Chapter 14 Questions Tax Planning Cases

In each of the following problems, identify the tax issue(s) posed by the facts presented.

Determine the possible tax consequences of each issue that you identify.

57. Lydia owns 75% of Flower Farms, a partnership. She also owns land that she leases

to Flower Farms for $6,000 per month.

58. Michael buys a piece of property from JFK Partnership for $60,000 that has a

$70,000 basis. Michael owns 80% of JFK partnership.

59. Irene contributes land to Micro Development Partnership for a 30% interest. The

lands basis is $20,000, and it has a fair market value of $80,000. Micro reports a

net operating loss of $100,000 for the year. Irene devotes at least 12 hours a week

to managing the partnership operations.

60. Powell owns a 20% interest in Cooke Partnership. At the beginning of 2012,

Powells basis is $22,000. Cooke reports a $90,000 operating loss in 2012, and

Powell withdraws $10,000 from the partnership. Cookes 2013 operating income

is $70,000, and Powell withdraws $10,000 from the partnership.

61. Ramrod, Inc., sells a warehouse for $350,000. It purchased the warehouse 10

years ago for $250,000 and had taken $75,000 in depreciation on the building to

the date of sale.

62. Myrtle Coast Corporation has a $35,000 operating loss during the current year.

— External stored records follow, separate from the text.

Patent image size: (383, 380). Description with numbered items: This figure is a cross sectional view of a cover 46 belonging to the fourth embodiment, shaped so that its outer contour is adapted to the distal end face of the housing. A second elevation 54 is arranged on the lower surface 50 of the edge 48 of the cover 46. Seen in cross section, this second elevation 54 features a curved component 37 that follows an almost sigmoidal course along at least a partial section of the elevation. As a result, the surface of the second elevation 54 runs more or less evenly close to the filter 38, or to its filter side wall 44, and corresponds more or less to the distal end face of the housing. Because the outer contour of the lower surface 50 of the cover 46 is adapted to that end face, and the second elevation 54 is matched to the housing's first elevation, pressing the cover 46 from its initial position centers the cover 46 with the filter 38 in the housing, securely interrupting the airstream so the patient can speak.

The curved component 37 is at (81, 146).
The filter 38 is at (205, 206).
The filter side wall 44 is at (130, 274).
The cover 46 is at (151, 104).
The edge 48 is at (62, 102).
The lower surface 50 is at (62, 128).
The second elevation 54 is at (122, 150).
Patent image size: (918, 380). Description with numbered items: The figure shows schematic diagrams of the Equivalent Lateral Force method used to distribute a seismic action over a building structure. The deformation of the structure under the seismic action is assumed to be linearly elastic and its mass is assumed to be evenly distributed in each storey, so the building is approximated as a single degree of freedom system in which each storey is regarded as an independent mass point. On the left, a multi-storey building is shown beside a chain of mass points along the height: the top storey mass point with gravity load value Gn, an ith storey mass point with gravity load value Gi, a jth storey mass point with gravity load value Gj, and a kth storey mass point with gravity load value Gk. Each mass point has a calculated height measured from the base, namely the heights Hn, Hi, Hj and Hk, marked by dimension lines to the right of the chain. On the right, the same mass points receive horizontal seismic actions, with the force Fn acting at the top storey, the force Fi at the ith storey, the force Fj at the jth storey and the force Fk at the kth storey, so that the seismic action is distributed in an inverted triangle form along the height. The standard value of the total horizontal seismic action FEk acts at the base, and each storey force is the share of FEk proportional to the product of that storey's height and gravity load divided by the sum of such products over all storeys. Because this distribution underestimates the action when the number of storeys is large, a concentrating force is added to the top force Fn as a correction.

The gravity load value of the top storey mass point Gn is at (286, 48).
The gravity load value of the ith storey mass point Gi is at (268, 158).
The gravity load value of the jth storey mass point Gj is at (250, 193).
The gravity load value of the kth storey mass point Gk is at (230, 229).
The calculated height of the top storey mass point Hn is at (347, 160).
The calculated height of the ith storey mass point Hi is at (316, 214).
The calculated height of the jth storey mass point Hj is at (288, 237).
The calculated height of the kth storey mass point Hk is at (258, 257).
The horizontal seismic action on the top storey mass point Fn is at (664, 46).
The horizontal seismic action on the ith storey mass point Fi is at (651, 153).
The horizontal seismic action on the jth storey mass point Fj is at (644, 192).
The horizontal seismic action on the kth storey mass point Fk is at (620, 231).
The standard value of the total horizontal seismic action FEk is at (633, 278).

Not included in the loss is a $40,000 dividend it received from a corporation in

which it owns a 15% interest.

63. LMC, Inc., is equally owned by Larry, Maurice, and Charles. The owners are

sports agents. LMCs income consists solely of fees from the owners clients. During

the current year, LMCs net income from operations is $380,000, and it

receives $20,000 in interest income. The corporation owns an interest in a limited

partnership that generates a $24,000 loss in the current year.

64. Assume the same facts as in problem 63, except that LMC, Inc., is an electing

S corporation.

65. Kummell Corporation reports a $200,000 taxable income in the current year.

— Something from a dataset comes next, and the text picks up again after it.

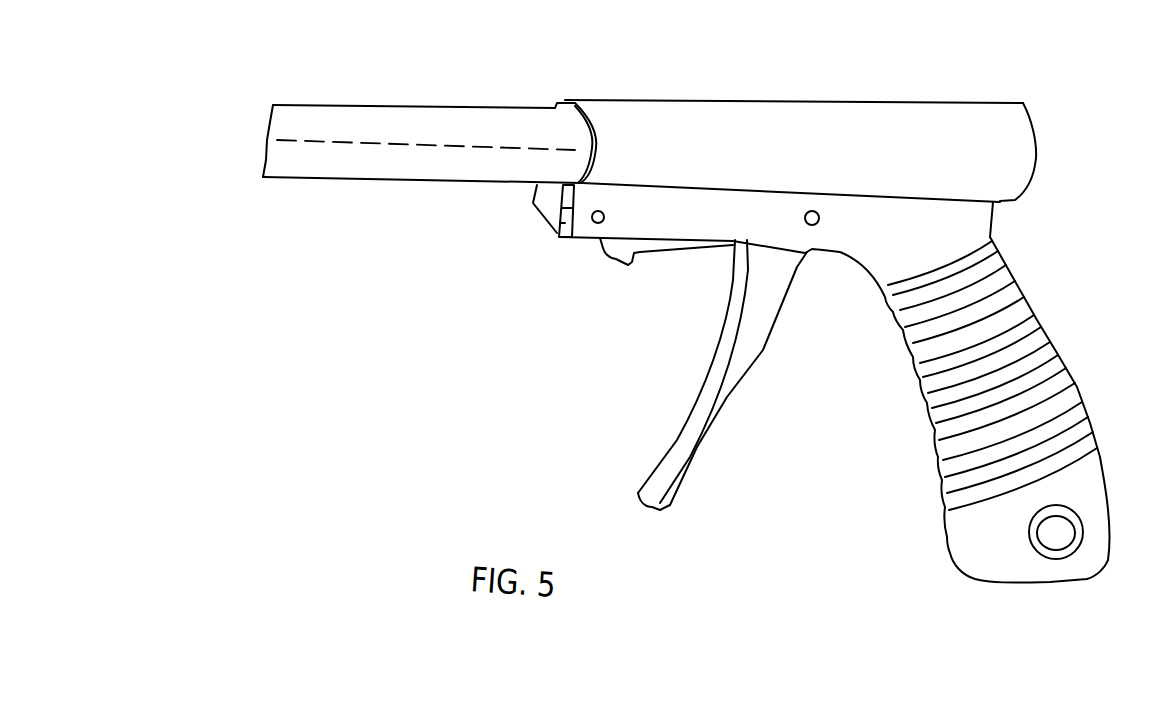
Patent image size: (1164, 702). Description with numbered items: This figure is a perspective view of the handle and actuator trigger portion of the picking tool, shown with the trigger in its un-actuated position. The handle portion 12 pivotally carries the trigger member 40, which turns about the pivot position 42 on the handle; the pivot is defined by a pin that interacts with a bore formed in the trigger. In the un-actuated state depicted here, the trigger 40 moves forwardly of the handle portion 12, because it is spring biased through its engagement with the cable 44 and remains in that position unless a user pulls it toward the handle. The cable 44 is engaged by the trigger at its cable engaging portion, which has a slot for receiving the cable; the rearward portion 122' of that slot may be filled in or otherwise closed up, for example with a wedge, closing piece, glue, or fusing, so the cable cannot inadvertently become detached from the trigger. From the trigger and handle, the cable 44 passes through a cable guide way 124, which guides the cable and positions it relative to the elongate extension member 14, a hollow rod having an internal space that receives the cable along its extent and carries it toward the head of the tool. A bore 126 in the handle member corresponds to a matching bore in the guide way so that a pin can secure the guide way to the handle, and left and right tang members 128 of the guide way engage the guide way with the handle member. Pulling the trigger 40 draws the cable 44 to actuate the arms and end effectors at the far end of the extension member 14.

Included in the taxable income calculation are $20,000 in dividends received from

less-than-20%-owned corporations, and $30,000 in charitable contributions.

66. Milena owns a 25% interest in Davis Company, an S corporation. Her basis in the Davis

stock is $40,000. Davis reports an operating loss of $200,000 in the current year. Davis

owes Milena $25,000 on a loan she made to the company several years ago.

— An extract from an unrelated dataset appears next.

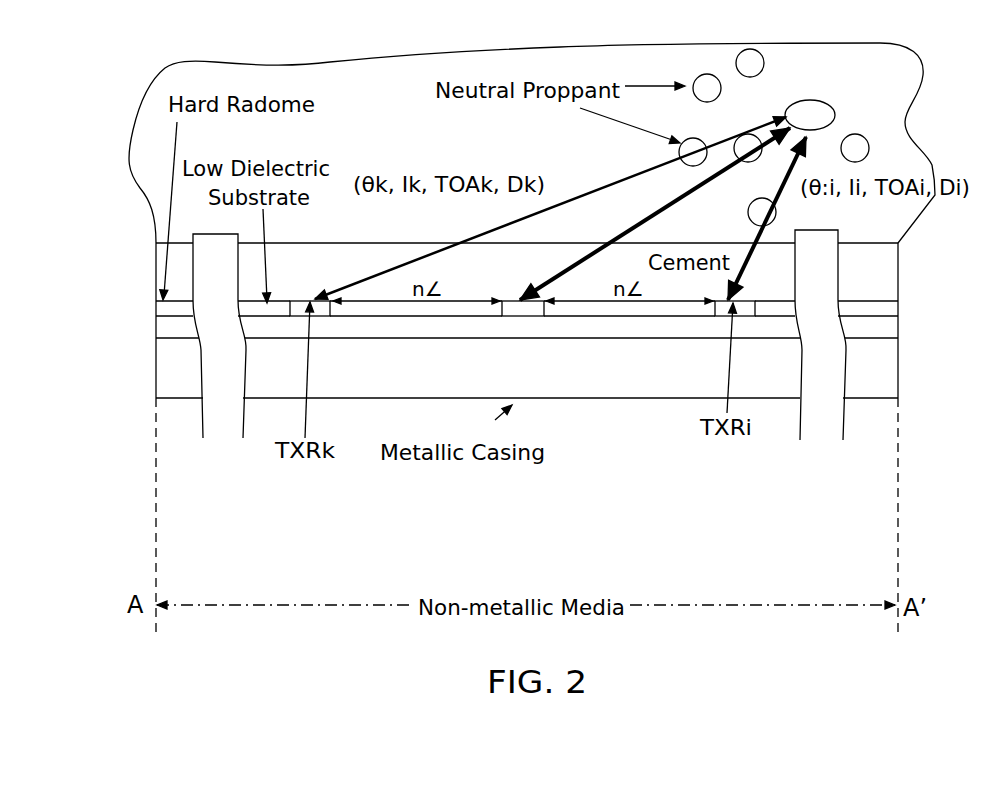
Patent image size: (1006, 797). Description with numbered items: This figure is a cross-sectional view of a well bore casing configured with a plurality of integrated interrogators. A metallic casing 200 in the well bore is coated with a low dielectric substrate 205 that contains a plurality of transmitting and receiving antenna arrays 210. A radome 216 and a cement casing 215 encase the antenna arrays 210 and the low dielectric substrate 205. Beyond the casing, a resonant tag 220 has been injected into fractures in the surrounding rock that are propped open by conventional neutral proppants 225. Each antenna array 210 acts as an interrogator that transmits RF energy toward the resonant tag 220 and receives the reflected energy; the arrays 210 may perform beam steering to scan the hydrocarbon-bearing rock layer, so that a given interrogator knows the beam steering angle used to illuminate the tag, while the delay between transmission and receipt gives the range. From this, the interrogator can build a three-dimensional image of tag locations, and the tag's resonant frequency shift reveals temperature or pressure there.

67. Charlene owns a 70% interest in Maupin Mopeds, which is organized as a partnership.

She wants to open another business and needs office space for it. She has

Maupin distribute a building worth $150,000 to her in lieu of her normal cash distribution.

Maupins basis in the building is $55,000. Charlenes basis in Maupin is

$80,000.

68. Ballou Corporation distributes $200,000 in cash to its shareholders during the current

year. Accumulated earnings and profits at the beginning of the year are

$45,000, and current year earnings and profits are $105,000. Buddy owns 80% of

Ballou and has a basis of $60,000 at the beginning of the year.